Rising demand, along with problems bringing products to market, have jacked up ethanol prices. New York Harbor spot ethanol prices are as high as $4.25 a gallon, up from about $1.85 at the start of the year, according to Jim Jordan & Associates, a research firm that tracks the ethanol fuel industry.
Consumer prices are likely to fall as these logistical issues are resolved, according to Cristoph Berg, an ethanol analyst with FO Licht, a commodities research firm. "Once these problems are addressed, the exuberance we see at the moment in the ethanol market might become more sober," he said.
Furthermore, production in the United States is brimming. According to the Renewable Fuels Association, a trade association for the nation's ethanol industry, annual production totaled 3.9 billion gallons last year, up 15 percent from 2004. Plants to produce another 1.9 billion gallons a year are under construction.

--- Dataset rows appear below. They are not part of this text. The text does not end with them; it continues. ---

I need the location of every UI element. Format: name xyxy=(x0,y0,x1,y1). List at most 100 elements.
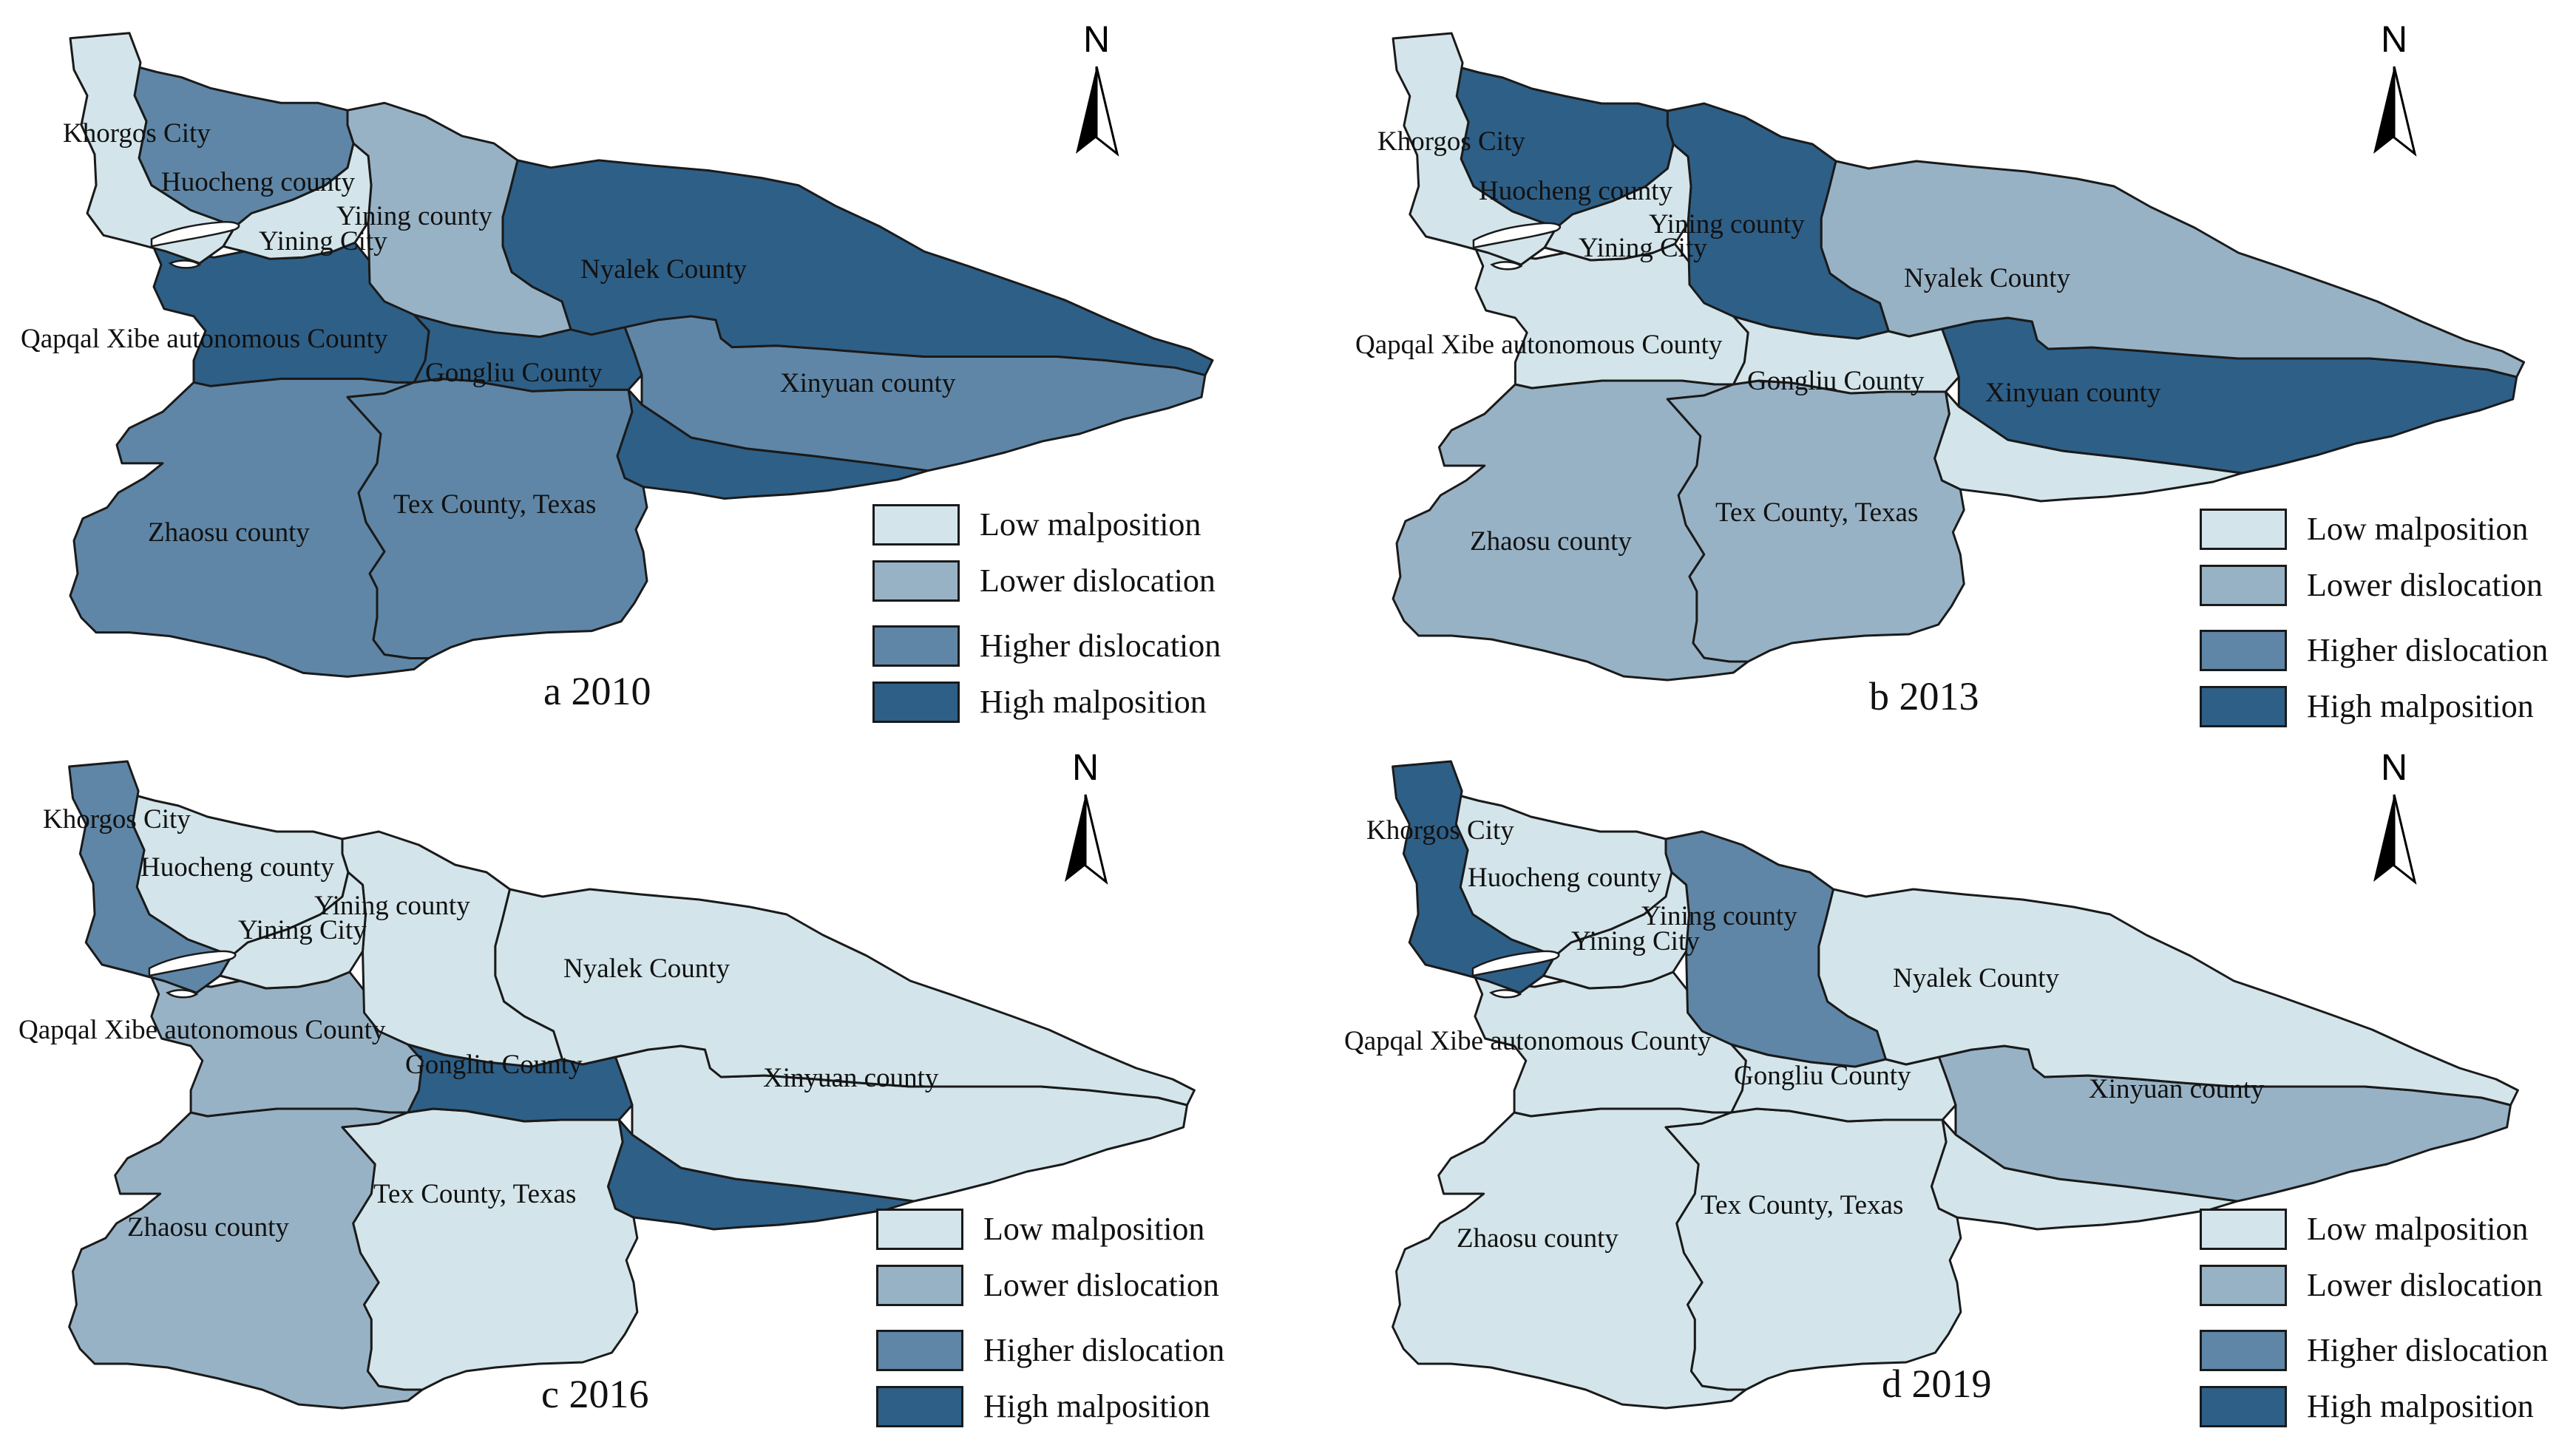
legend-swatch xyxy=(2200,1209,2287,1250)
legend: Low malposition Lower dislocation Higher d… xyxy=(872,504,1287,726)
legend-label: Lower dislocation xyxy=(980,563,1216,599)
legend-swatch xyxy=(876,1265,963,1306)
label-khorgos: Khorgos City xyxy=(63,118,211,149)
label-tex: Tex County, Texas xyxy=(1701,1190,1904,1220)
legend-label: Higher dislocation xyxy=(2307,632,2549,668)
label-nyalek: Nyalek County xyxy=(1904,263,2071,293)
label-yining-county: Yining county xyxy=(1649,209,1805,239)
label-huocheng: Huocheng county xyxy=(1479,176,1673,206)
legend-label: Low malposition xyxy=(980,506,1201,543)
river-1 xyxy=(150,221,240,248)
map-panel-2010: N Khorgos City Huocheng county Yining count… xyxy=(0,0,1288,724)
legend-swatch xyxy=(2200,1330,2287,1371)
legend-item: Lower dislocation xyxy=(2200,1265,2576,1308)
label-tex: Tex County, Texas xyxy=(393,489,597,520)
legend-swatch xyxy=(872,625,960,667)
legend-item: Higher dislocation xyxy=(872,625,1287,668)
legend-item: Low malposition xyxy=(2200,509,2576,551)
label-zhaosu: Zhaosu county xyxy=(127,1212,289,1243)
label-xinyuan: Xinyuan county xyxy=(780,368,956,398)
label-qapqal: Qapqal Xibe autonomous County xyxy=(1344,1026,1712,1056)
label-tex: Tex County, Texas xyxy=(1715,497,1919,528)
north-label: N xyxy=(1083,18,1111,60)
legend-swatch xyxy=(2200,1386,2287,1427)
panel-caption: b 2013 xyxy=(1869,674,1979,718)
label-xinyuan: Xinyuan county xyxy=(1985,378,2161,408)
panel-caption: a 2010 xyxy=(543,669,651,713)
legend-swatch xyxy=(2200,509,2287,550)
label-qapqal: Qapqal Xibe autonomous County xyxy=(21,324,388,354)
river-2 xyxy=(1489,989,1522,999)
county-map xyxy=(69,32,1214,678)
north-arrow-icon xyxy=(1076,66,1119,157)
region-khorgos xyxy=(69,32,237,265)
region-tex xyxy=(1664,1107,1962,1391)
label-yining-county: Yining county xyxy=(314,891,470,921)
legend-label: Lower dislocation xyxy=(983,1267,1219,1303)
legend: Low malposition Lower dislocation Higher d… xyxy=(2200,1209,2576,1430)
map-panel-2016: N Khorgos City Huocheng county Yining count… xyxy=(0,728,1288,1451)
label-zhaosu: Zhaosu county xyxy=(1457,1223,1619,1254)
legend-swatch xyxy=(2200,1265,2287,1306)
legend-swatch xyxy=(2200,630,2287,671)
legend-item: Low malposition xyxy=(2200,1209,2576,1251)
legend-label: Low malposition xyxy=(983,1211,1205,1247)
legend-label: Lower dislocation xyxy=(2307,1267,2543,1303)
label-yining-city: Yining City xyxy=(1579,233,1707,263)
legend-item: Higher dislocation xyxy=(2200,630,2576,673)
legend-label: Higher dislocation xyxy=(2307,1332,2549,1368)
label-huocheng: Huocheng county xyxy=(1468,863,1662,893)
legend-item: Low malposition xyxy=(876,1209,1290,1251)
legend-item: Lower dislocation xyxy=(876,1265,1290,1308)
legend: Low malposition Lower dislocation Higher d… xyxy=(2200,509,2576,730)
label-huocheng: Huocheng county xyxy=(161,167,356,197)
label-yining-city: Yining City xyxy=(1571,926,1700,956)
river-2 xyxy=(166,989,199,999)
panel-caption: c 2016 xyxy=(541,1372,649,1416)
label-gongliu: Gongliu County xyxy=(1747,366,1925,396)
map-panel-2019: N Khorgos City Huocheng county Yining count… xyxy=(1323,728,2576,1451)
legend-swatch xyxy=(872,560,960,602)
river-1 xyxy=(148,950,237,977)
label-khorgos: Khorgos City xyxy=(1366,815,1514,846)
label-nyalek: Nyalek County xyxy=(563,954,731,984)
label-xinyuan: Xinyuan county xyxy=(763,1063,939,1093)
legend-swatch xyxy=(2200,565,2287,606)
label-yining-city: Yining City xyxy=(259,226,387,256)
label-qapqal: Qapqal Xibe autonomous County xyxy=(1355,330,1723,360)
legend-label: Lower dislocation xyxy=(2307,567,2543,603)
legend-item: Lower dislocation xyxy=(2200,565,2576,608)
north-label: N xyxy=(2381,18,2408,60)
label-tex: Tex County, Texas xyxy=(373,1179,577,1209)
region-tex xyxy=(341,1107,639,1391)
legend-label: High malposition xyxy=(983,1388,1210,1424)
legend-item: High malposition xyxy=(872,682,1287,724)
legend-item: Lower dislocation xyxy=(872,560,1287,603)
panel-caption: d 2019 xyxy=(1882,1362,1992,1406)
legend-swatch xyxy=(876,1330,963,1371)
label-huocheng: Huocheng county xyxy=(140,852,335,883)
legend: Low malposition Lower dislocation Higher d… xyxy=(876,1209,1290,1430)
legend-item: Higher dislocation xyxy=(876,1330,1290,1373)
label-zhaosu: Zhaosu county xyxy=(1470,526,1632,557)
legend-label: High malposition xyxy=(2307,1388,2534,1424)
legend-label: Low malposition xyxy=(2307,511,2529,547)
label-yining-county: Yining county xyxy=(336,201,492,231)
north-arrow-icon xyxy=(1065,794,1108,885)
river-1 xyxy=(1471,950,1560,977)
north-label: N xyxy=(2381,747,2408,788)
label-nyalek: Nyalek County xyxy=(1893,963,2060,993)
legend-swatch xyxy=(872,504,960,546)
legend-label: Low malposition xyxy=(2307,1211,2529,1247)
county-map xyxy=(1392,760,2519,1410)
label-gongliu: Gongliu County xyxy=(425,358,603,388)
north-arrow-icon xyxy=(2373,66,2417,157)
map-panel-2013: N Khorgos City Huocheng county Yining count… xyxy=(1323,0,2576,727)
legend-label: Higher dislocation xyxy=(983,1332,1225,1368)
label-khorgos: Khorgos City xyxy=(1377,126,1525,157)
legend-label: Higher dislocation xyxy=(980,628,1221,664)
legend-swatch xyxy=(876,1386,963,1427)
legend-swatch xyxy=(876,1209,963,1250)
label-khorgos: Khorgos City xyxy=(43,804,191,835)
legend-item: High malposition xyxy=(876,1386,1290,1429)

"There's a lot of capacity coming online, and by the end of 2007, it's going to explode," Simpson from Trading IPOs said. "There's the chance that 2006 could be the peak margin period for ethanol producers."
VeraSun reported net income of $2.7 million for the quarter ended March 31, up 58.8 percent from a year earlier. Hawkeye and Aventine also posted bumper profits in their most recent quarters, according to their IPO filings. But lower margins could cause earnings growth to evaporate, or at least slow down quite a bit, analysts said.
Furthermore, since ethanol is a commodity, managing risk poses an additional challenge to investors, Judd from Greenwich Consultants said. Fuel markets tend to be highly unpredictable, and ethanol usually is made from corn, another volatile commodity.
Still, Berg thinks it's too early to say whether shares in the ethanol market are overvalued.
"This is a new game. It might take another six to nine months to get a better picture of the real opportunities in the market," he said.